Epperson endured over a year of rehabilitation, re-learning how to maintain her balance, walk and perform day-to-day activities. She resumed her position at CNBC in 2017 and has since become dedicated to weaving her new perspective into her personal finance coverage for the network.
“Now I know first-hand that advice can be life-saving, especially when an unexpected disaster changes your life,” said Epperson, who lives in New York's Westchester County. “I returned to work more determined than ever to make sure that my reporting helps people become financially empowered.”
Plan for rainy days
Almost 30 percent of households in the U.S. have less than $1,000 saved. A traumatic event – whether it is a disability, divorce, accident or loss of life – can quickly wipe out that savings.

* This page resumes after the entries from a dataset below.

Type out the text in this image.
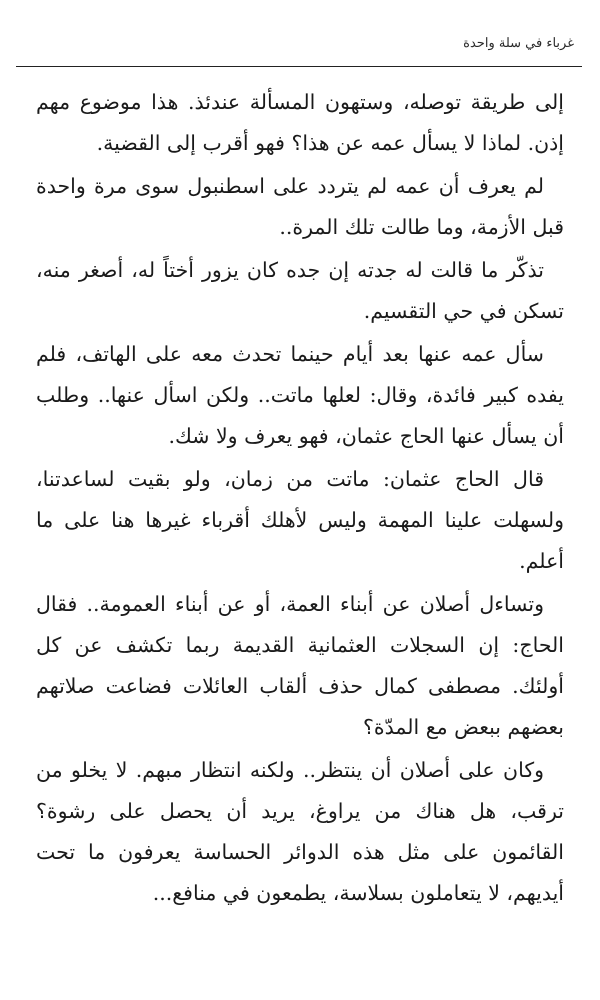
غرباء في سلة واحدة

إلى طريقة توصله، وستهون المسألة عندئذ. هذا موضوع مهم إذن. لماذا لا يسأل عمه عن هذا؟ فهو أقرب إلى القضية.

لم يعرف أن عمه لم يتردد على اسطنبول سوى مرة واحدة قبل الأزمة، وما طالت تلك المرة..

تذكّر ما قالت له جدته إن جده كان يزور أختاً له، أصغر منه، تسكن في حي التقسيم.

سأل عمه عنها بعد أيام حينما تحدث معه على الهاتف، فلم يفده كبير فائدة، وقال: لعلها ماتت.. ولكن اسأل عنها.. وطلب أن يسأل عنها الحاج عثمان، فهو يعرف ولا شك.

قال الحاج عثمان: ماتت من زمان، ولو بقيت لساعدتنا، ولسهلت علينا المهمة وليس لأهلك أقرباء غيرها هنا على ما أعلم.

وتساءل أصلان عن أبناء العمة، أو عن أبناء العمومة.. فقال الحاج: إن السجلات العثمانية القديمة ربما تكشف عن كل أولئك. مصطفى كمال حذف ألقاب العائلات فضاعت صلاتهم بعضهم ببعض مع المدّة؟

وكان على أصلان أن ينتظر.. ولكنه انتظار مبهم. لا يخلو من ترقب، هل هناك من يراوغ، يريد أن يحصل على رشوة؟ القائمون على مثل هذه الدوائر الحساسة يعرفون ما تحت أيديهم، لا يتعاملون بسلاسة، يطمعون في منافع...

“You’ll often hear financial advisors say to save for a ‘rainy day.’ Well in my case that rainy day became a hurricane,” Epperson said.
She recommended taking steps now, at any income level, to put a financial plan in place that designates your health and finance decision makers and allows you to start to build an emergency savings. Because you will need to cover many expenses and insurance checks aren’t like paychecks that show up on a set schedule. “Even though we had a great health insurance plan and disability insurance, there was a shortfall. That’s why it’s so important to prepare and have the money you’ll need,” Epperson said.
She also recommended calendaring regular appointments to think about your money.
“The most important thing is to get started,” said Epperson.
A little bit goes a long way
Financial advisors suggested having six months to a year’s worth of living expenses, which can sound intimidating. Epperson recommended starting slowly with the goal of saving enough money to cover what you spend for one month. To build up that first month’s savings, you can have a portion of your paycheck, say 5 to 10 percent, automatically deposited into a money market or savings account.
Next, Epperson suggests having the “money talk” with your loved ones to discuss your wishes about your health care and financial goals. It’s advisable to have an estate plan with prepared legal documents that identify who will do what in terms of medical decisions, caring for your children and taking over tasks like bill paying.
Finally, review your health insurance to make sure you have adequate coverage. Also, you should have disability insurance, which Epperson said is “essential” to getting through a major medical crisis. If you don’t have employer-provided insurance, an independent insurance agent can help you explore options and make recommendations that will be affordable and provide you with financial protection.
One final lesson: take care of yourself.
Epperson schedules a 15-minute break into each day to meditate. “We need to give ourselves this gift. It helps us know, protect and increase our value. You need to protect yourself mentally, physically and financially. “Connecting those parts is so important, so you’ll still here for your loved ones,” she said.
And listen to your body. “If I had tried to power through my aneurysm — if I just went home and took an Advil — I could be dead.”